There are several paths a business owner can take when it comes to transitioning ownership.
For example, an owner may sell to a strategic buyer, to a financial buyer or to the company’s management team. The owner may also decide that a full or partial sale is several years in the future, but is interested in exploring gift and estate tax planning strategies or buying out another owner. When contemplating any transaction, obtaining a business valuation is critical and will give the owner a competitive edge. By going through the valuation process, an owner will learn which drivers that positively and negatively impact value. Armed with a valuation, an owner can make intelligent business decisions.
Key Value Drivers
Most business owners understand that private businesses are typically priced as a multiple of earnings before interest, taxes, depreciation and amortization (EBITDA).

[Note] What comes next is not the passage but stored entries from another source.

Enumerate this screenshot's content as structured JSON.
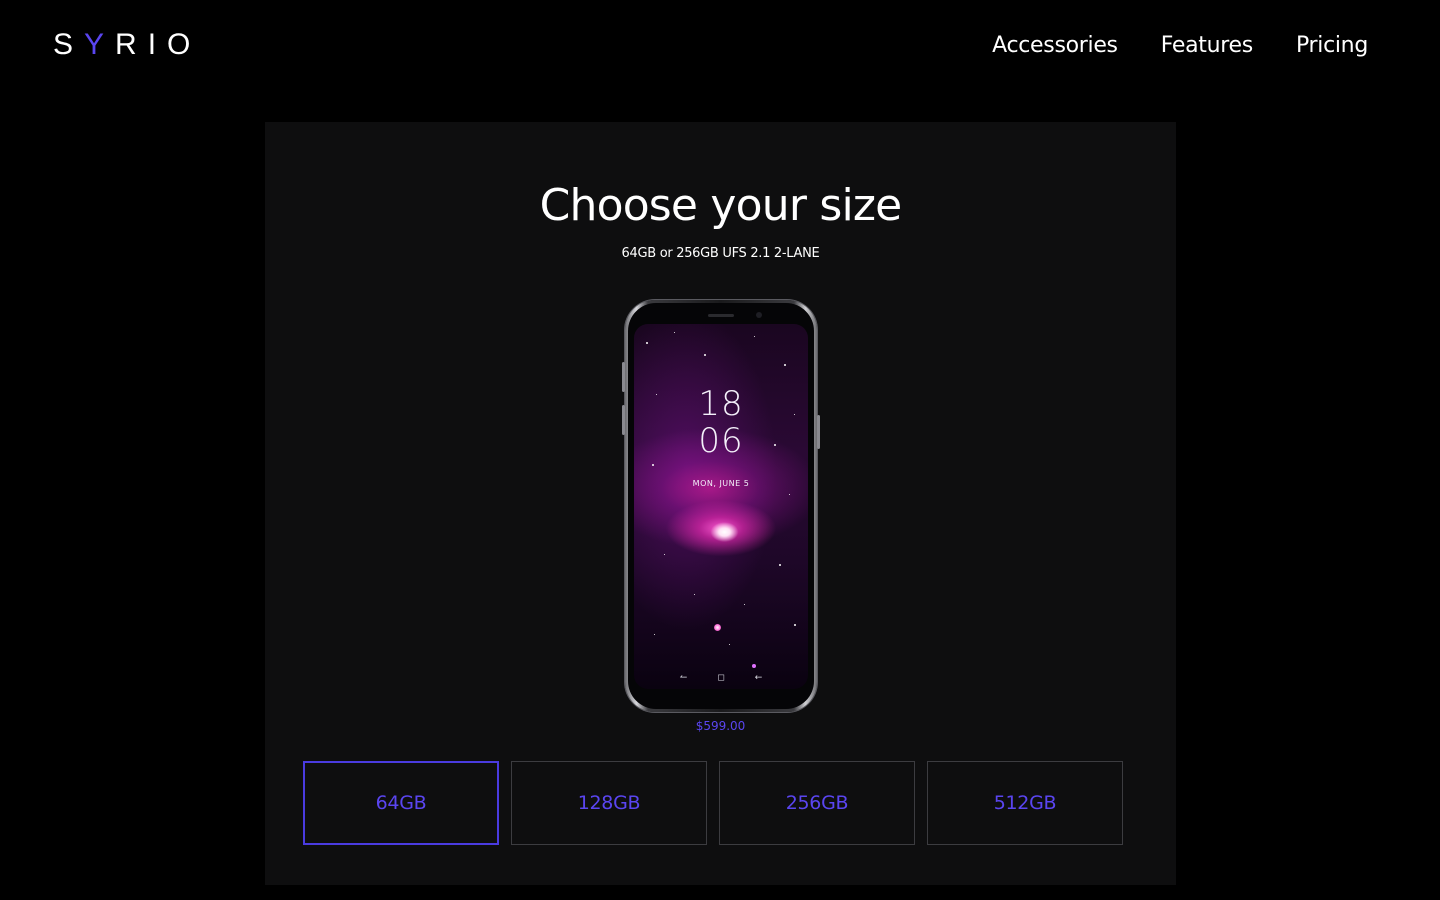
{
  "header": {
    "logo": {
      "letters": [
        "S",
        "Y",
        "R",
        "I",
        "O"
      ],
      "accent_index": 1,
      "accent_color": "#5a45f0"
    },
    "nav": [
      {
        "label": "Accessories"
      },
      {
        "label": "Features"
      },
      {
        "label": "Pricing"
      }
    ]
  },
  "main": {
    "title": "Choose your size",
    "subtitle": "64GB or 256GB UFS 2.1 2-LANE",
    "phone": {
      "clock_hours": "18",
      "clock_minutes": "06",
      "date": "MON, JUNE 5",
      "nav_icons": [
        "recent-apps-icon",
        "home-icon",
        "back-icon"
      ]
    },
    "price": "$599.00",
    "sizes": [
      {
        "label": "64GB",
        "selected": true
      },
      {
        "label": "128GB",
        "selected": false
      },
      {
        "label": "256GB",
        "selected": false
      },
      {
        "label": "512GB",
        "selected": false
      }
    ]
  },
  "colors": {
    "background": "#000000",
    "panel": "#0e0e0f",
    "accent": "#5a45f0",
    "button_border": "#3c3c40"
  }
}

Companies with higher growth potential and greater free cash flow typically command higher multiples of EBITDA. Generally, multiples increase as the company’s size increases.
In addition to size, there are internal and external factors that affect value. Internal drivers include the company’s margins, management team depth and experience, customer concentration, business plans and growth strategies. External drivers include market conditions, lending conditions, industry specific factors and government regulations. A business owner typically has little to no control over the market conditions that affect value, but does have control over the internal value drivers.
The Valuation Process
It is important for business owners to understand the valuation process. The first step in process is scoping the engagement. This involves identifying the goals and objectives of the business owner, outlining the valuation process and determining the standard of value to be employed in the valuation. A few of the various standards of value are listed below, with the first three being most common:
- Fair Market Value
- Fair Value
- Investment Value
- Use Value
- Book Value
The standard of value applied in the valuation is specific to the goals and objectives of the business owner and should be discussed at the outset of the engagement process, prior to conducting any analysis. In certain circumstances, such as selling to an ESOP or for gift and estate tax reporting, the standard of value is mandated by law. In those instances, the appropriate standard of value is fair market value, which is the price between a willing buyer and seller, with each having reasonable knowledge of all relevant facts.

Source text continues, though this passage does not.